* Euro zone data generally upbeat
* Bunds fall after Draghi disappoints some in the market
* If U.S. government shutdown continues, Bunds may benefit
By Emelia Sithole-Matarise and Ana Nicolaci da Costa
LONDON, Oct 3 (Reuters) - High-rated euro zone bond prices fell on Thursday as generally upbeat European economic data prompted investors to sell and as a batch of bond sales weighed on the market.
Growth in services companies, comprising the vast bulk of the euro zone’s private sector, increased in September at the fastest pace since June 2011 while retail sales rose much more than expected in August.
Bond sales by Spain, France and Britain also weighed on the market in trading thinned by a public holiday in Germany, though some of the losses were recouped later in the day after data showed growth in the U.S. services sector cooled in September.
“The data in euro zone was positive, the retail sales data in particular surprised a bit to the upside and that weighed on the market,” said Gianluca Ziglio, head of fixed income research and Sunrise Brokers.
German 10-year yields rose 1.1 basis points to 1.81 percent while Bund futures shed 9 ticks to settle at 140.23.
French 10-year yields edged 2 bps higher to 2.36 percent as the market absorbed France’s sale of 7.46 billion euros of long-dated bonds. The debt sale met firm demand . Yields on other higher-rated debt, including from Belgium, the Netherlands and Austria, also rose.
Among lower-rated bonds, Irish yields were 2 bps lower at 3.78 after data showed services growth cooled in September. But Spanish yields, which hit their lowest in almost five months on Wednesday, were steady at 4.26 percent after a debt sale and a contraction in the country’s services sector.

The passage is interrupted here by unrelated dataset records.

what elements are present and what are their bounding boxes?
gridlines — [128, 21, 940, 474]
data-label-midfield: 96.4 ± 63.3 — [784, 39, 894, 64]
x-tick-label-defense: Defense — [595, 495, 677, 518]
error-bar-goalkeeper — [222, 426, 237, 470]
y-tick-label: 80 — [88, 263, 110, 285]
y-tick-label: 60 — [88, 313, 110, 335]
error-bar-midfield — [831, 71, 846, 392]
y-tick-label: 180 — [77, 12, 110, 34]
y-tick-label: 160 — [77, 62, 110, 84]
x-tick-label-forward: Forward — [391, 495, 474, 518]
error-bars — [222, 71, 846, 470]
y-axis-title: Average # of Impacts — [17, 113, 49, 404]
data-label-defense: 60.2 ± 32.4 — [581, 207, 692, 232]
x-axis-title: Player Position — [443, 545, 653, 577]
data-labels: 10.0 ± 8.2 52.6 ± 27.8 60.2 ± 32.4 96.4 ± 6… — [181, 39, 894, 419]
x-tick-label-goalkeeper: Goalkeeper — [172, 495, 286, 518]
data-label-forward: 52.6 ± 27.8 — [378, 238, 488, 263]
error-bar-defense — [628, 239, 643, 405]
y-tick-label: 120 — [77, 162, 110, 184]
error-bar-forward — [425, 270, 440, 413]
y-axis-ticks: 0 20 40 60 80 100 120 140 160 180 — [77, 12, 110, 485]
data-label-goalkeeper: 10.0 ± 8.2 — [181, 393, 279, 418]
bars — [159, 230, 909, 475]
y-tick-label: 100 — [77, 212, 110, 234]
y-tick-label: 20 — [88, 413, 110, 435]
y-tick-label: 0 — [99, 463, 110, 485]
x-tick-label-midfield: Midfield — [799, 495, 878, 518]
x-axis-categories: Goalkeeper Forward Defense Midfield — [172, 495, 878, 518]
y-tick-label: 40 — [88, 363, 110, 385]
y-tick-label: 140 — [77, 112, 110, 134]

Italian 10-year yields were also unchanged on the day at 4.38 percent. Even though Italian Prime Minister Enrico Letta won a confidence vote on Wednesday, analysts say political risk could continue to weigh on Italy relative to its peers.
The market was also digesting comments from European Central Bank President Mario Draghi on Wednesday when he sounded slightly less dovish than some in the market had expected.
Draghi told a news conference the central bank was watching moves in market interest rates closely and was ready to use any policy option to temper them if needed. But he made a distinction between excess liquidity in the financial system and short-term money market rates, saying there was “no stable relation” between the two.
The excess liquidity held by euro zone banks last stood at 220 billion euros. At 200 billion, market rates have historically started to rise.
“Draghi kept a rather dovish tone but we have a feeling that the ECB is not as ready as it is telling us to launch the LTRO (long-term refinancing operation) or even to cut rates,” Cyril Regnat, fixed income strategist at Natixis, said.
Markets were also keeping a wary eye on the partial U.S. government shutdown which analysts said, if it continues, should benefit safe-haven debt.
“If they don’t progress towards a solution to resolve this before they hit the debt ceiling the market may become more nervous on this. The potential impact on the economy would support long-dated yields on the assumption that (Federal Reserve) tapering is going to be delayed,” Ziglio said.